What’s notable about the present attack on "conceptual" art by Dutton and many, many others is that it is a symmetrical, distorted reflection of the very critique of "traditional" art that led artists to adopt diverse "conceptual" strategies in the first place. A great many of these (e.g. process art, abject art, performance art) attracted the zeal of their purveyors in the ‘60s, ‘70s and ‘80s because they seemed to promise some kind of critique of the art market. Traditional art forms like painting and sculpture were -- and still are, in some circles -- considered to be corrupt, because the objects they produce lend themselves to being sold, owned and traded. Barbara Rose expressed this silly conception in a particularly hyperbolic passage from the Partisan Review: "For some time now I have felt that the radicalism of Minimal and Conceptual art is fundamentally political, that its implicit aim is to discredit thoroughly the forms and institutions of dominant bourgeois culture."

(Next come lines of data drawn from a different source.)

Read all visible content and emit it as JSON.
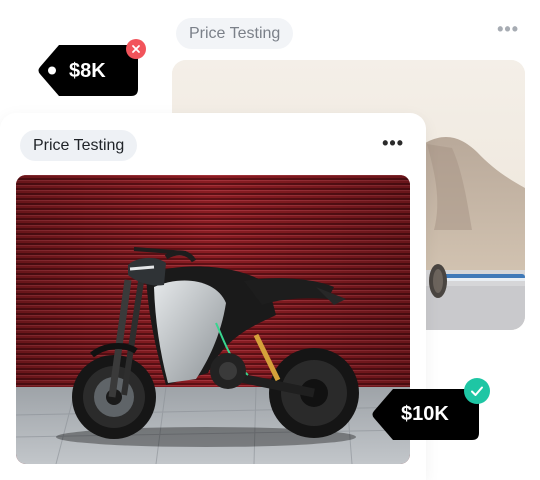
{
  "cards": {
    "back": {
      "tag_label": "Price Testing",
      "menu_icon": "more-horizontal-icon"
    },
    "front": {
      "tag_label": "Price Testing",
      "menu_icon": "more-horizontal-icon"
    }
  },
  "prices": {
    "rejected": {
      "label": "$8K",
      "status_icon": "close-icon",
      "status_color": "#f2545b"
    },
    "accepted": {
      "label": "$10K",
      "status_icon": "check-icon",
      "status_color": "#1ec6a4"
    }
  },
  "colors": {
    "tag_background": "#000000",
    "pill_background": "#eef1f5",
    "shutter_red": "#8c1e23"
  }
}
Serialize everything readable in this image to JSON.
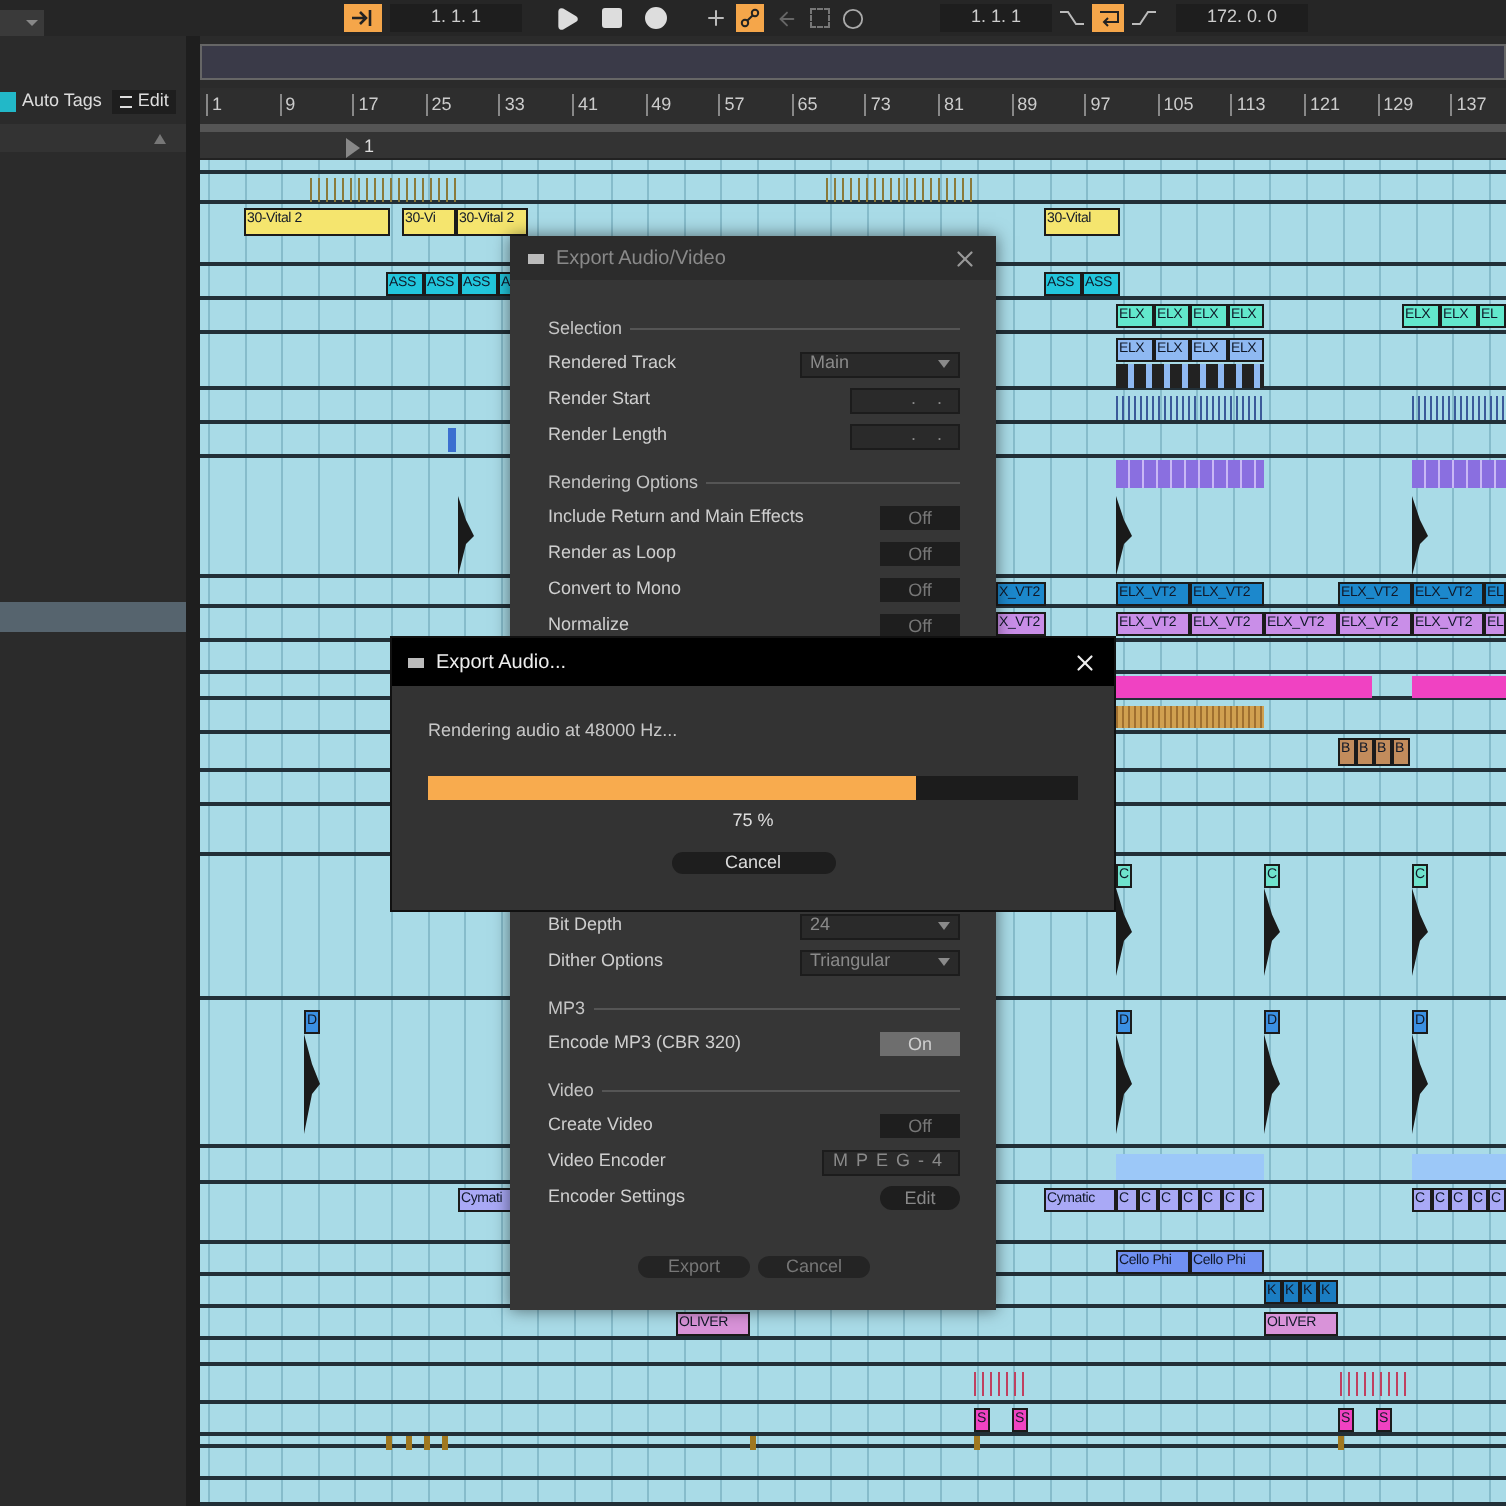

The fact that such strategies devolved inexorably into their own sort of market-friendly style just proves a point. On both sides, "traditional" and "conceptual," the perceived ill of the other is actually just the displaced face of the market itself, with its tendency to transmogrify and vulgarize everything. Which should provide a lesson for critics about the kind of promises they make for art: There are no formal or esthetic solutions to the political and economic dilemmas that art faces -- only political and economic solutions.
I do mildly disagree with something Davis wrote
"In fact, appreciating art of any kind implies a command of the narratives around it; ancient Greek and Chinese art require a great accumulation of cultural knowledge to "get" them. All art is conceptual if by that you mean that actually having a rewarding encounter with it implies something beyond just the brute facts before your eyes."
I would edit to
"In fact, [fully] appreciating art of any kind implies a command of the narratives around it; [appreciation of] ancient Greek and Chinese art
So, I think, mildly overstated. I get more than nothing out of ancient chinese art and I have almost no relevant cultural knowledge.
Also the essay risks self reference when Davis writes "He completely collapses the notion of "virtuoso display" with handicraft, as if a well-crafted philosophical essay weren’t a "virtuoso display" of its own sort" but, as someone said, a virtuoso display which might be suspected of self regard is a joy forever.
I guess I now know how the original Philistines felt after a few rounds with Samson.